Clerics blame strife in Iraq on U.S. mistakes
BAGHDAD, Iraq – Shiite and Sunni clerics, among the last vestige of authority in a country rapidly losing faith in politicians, charged Saturday that Iraq’s plight was the result of U.S. mistakes and pleaded with their faithful to stem the bloodshed that followed a devastating attack on a mainly Shiite Baghdad slum.
In interviews Saturday and recent sermons, clerics articulated one message that appears to be gaining traction on both sides of Iraq’s civil war: The U.S. presence is making matters worse, and the Americans should go home.
“The roots of our problems lie in the mistakes of the Americans committed right from the beginning of their occupation,” said Sheikh Ali Mirza Asada, a Shiite cleric in Najaf who is a leader of Iraq’s Dawa Party.

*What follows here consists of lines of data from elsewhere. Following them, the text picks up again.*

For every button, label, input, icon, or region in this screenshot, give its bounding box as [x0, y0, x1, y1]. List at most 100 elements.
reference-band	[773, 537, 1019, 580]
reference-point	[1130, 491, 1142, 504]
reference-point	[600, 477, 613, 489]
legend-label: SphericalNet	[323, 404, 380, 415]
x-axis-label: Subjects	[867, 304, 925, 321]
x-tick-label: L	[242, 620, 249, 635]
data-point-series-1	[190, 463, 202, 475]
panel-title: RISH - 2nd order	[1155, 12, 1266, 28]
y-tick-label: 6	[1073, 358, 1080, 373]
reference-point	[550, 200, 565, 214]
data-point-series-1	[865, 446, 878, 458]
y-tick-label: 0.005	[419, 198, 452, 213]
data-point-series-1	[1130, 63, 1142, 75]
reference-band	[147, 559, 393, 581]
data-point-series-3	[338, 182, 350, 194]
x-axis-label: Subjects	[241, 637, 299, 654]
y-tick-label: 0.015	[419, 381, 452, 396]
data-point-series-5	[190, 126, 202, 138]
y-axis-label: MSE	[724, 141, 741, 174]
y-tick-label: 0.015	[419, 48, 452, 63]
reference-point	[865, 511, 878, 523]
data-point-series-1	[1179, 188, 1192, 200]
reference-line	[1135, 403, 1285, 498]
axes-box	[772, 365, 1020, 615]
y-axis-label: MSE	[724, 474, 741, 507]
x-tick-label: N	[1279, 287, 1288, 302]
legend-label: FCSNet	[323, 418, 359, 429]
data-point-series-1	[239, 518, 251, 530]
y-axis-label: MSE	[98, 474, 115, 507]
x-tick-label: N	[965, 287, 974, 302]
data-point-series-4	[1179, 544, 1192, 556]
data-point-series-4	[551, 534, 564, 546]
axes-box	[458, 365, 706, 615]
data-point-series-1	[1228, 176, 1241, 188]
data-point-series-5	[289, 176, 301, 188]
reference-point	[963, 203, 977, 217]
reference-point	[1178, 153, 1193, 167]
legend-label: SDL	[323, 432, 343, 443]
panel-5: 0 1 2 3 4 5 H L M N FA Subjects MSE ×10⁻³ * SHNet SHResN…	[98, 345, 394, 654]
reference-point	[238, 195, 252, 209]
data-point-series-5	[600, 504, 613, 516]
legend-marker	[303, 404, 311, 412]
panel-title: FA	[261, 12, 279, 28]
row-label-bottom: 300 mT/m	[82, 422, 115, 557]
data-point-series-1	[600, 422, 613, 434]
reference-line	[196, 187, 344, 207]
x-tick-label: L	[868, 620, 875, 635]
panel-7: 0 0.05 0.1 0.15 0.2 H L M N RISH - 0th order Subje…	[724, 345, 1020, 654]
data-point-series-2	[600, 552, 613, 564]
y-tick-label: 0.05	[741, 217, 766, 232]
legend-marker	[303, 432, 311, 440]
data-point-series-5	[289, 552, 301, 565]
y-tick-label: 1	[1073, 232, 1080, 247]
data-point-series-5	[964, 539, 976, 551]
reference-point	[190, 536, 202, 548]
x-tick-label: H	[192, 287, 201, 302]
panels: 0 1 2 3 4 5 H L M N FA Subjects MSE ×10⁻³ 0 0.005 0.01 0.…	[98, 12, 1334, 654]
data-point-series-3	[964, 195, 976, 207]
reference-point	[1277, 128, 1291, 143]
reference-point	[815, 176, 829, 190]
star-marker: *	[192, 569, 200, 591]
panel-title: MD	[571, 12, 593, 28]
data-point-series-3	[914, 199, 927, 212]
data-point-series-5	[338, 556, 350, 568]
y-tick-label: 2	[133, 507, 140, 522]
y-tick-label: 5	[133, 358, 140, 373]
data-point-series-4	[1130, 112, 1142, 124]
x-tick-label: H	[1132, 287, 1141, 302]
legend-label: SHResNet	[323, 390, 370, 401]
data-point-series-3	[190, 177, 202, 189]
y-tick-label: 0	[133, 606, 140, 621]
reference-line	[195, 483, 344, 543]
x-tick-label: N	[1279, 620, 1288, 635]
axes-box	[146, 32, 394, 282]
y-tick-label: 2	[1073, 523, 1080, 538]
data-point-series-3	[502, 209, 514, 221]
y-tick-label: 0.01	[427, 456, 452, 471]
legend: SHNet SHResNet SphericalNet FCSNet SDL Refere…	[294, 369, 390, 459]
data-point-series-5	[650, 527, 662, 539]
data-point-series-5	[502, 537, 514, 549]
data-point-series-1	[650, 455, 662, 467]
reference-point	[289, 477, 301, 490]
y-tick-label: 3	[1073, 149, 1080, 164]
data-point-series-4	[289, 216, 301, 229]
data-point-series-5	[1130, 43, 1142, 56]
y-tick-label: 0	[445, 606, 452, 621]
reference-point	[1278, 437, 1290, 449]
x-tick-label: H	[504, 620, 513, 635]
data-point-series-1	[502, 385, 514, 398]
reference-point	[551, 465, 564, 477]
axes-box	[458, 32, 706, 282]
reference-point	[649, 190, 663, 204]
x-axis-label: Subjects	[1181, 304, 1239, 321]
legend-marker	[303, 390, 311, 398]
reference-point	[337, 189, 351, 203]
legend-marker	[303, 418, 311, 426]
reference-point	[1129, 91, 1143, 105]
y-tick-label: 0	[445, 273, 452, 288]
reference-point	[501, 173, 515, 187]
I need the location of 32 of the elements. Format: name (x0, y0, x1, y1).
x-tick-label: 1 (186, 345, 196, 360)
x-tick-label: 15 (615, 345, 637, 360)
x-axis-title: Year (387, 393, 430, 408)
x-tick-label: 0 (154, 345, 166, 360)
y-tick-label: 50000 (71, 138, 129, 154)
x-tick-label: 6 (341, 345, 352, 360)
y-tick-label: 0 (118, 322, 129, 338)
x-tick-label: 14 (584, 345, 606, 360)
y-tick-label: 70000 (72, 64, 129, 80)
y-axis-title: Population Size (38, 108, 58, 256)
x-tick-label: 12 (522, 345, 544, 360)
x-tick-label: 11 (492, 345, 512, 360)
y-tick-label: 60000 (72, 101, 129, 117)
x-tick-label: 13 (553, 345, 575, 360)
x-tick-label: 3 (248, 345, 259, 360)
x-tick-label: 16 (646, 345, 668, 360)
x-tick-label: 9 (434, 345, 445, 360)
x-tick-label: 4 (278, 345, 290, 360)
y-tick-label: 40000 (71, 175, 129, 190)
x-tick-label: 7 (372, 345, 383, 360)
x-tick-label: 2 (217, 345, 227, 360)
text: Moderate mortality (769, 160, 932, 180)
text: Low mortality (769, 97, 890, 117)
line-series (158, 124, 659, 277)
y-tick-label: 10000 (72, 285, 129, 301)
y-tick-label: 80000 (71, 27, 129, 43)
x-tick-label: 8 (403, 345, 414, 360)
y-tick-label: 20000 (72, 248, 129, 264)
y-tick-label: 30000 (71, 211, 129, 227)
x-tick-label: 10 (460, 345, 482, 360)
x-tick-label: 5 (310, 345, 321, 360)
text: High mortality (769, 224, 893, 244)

Iraq’s most prominent Sunni cleric agreed.
In a Cairo, Egypt, news conference, Sheikh Harith Dhari, demanded that American troops withdraw.
“Since the beginning, the U.S. occupation drove Iraq from bad to worse,” said Dhari, who recently was named a fugitive from justice by Iraq’s Shiite-led government for allegedly supporting terrorism.
The increased focus by the clerics on the U.S. presence in Iraq comes as U.S. officials review a broad range of options to address the increasing violence there and dwindling domestic support for the war. Options range from a short-term increase in the 144,000 troops to a phased withdrawal.
U.S. Vice President Dick Cheney made a quick visit Saturday to Saudi Arabia, Iraq’s neighbor and a regional power. Saudi Arabia also is a source of funds for Sunni Arab insurgents and fighters in Iraq. President Bush is scheduled to meet with Iraqi Prime Minister Nouri al-Maliki in Jordan next week.
The clerics appealed for an end to retaliatory killings and kidnappings in the wake of a series of bombings in the Sadr City neighborhood of Baghdad on Thursday that killed more than 200 people.
Sheik Khalil Maliki, another Shiite cleric based in the southern port city of Basra, also blamed the United States. “We have all concluded that the primary party responsible for all these massacres is the American occupation,” said Maliki, a representative of anti-U.S. cleric Muqtada al-Sadr.
Al-Sadr, whose representatives are a key element in al-Maliki’s Shiite coalition, threatened Friday to stage a walkout and bring down the government if al-Maliki went ahead with his meeting with Bush. U.S. and Iraqi officials said Saturday that there were no plans to cancel the meeting.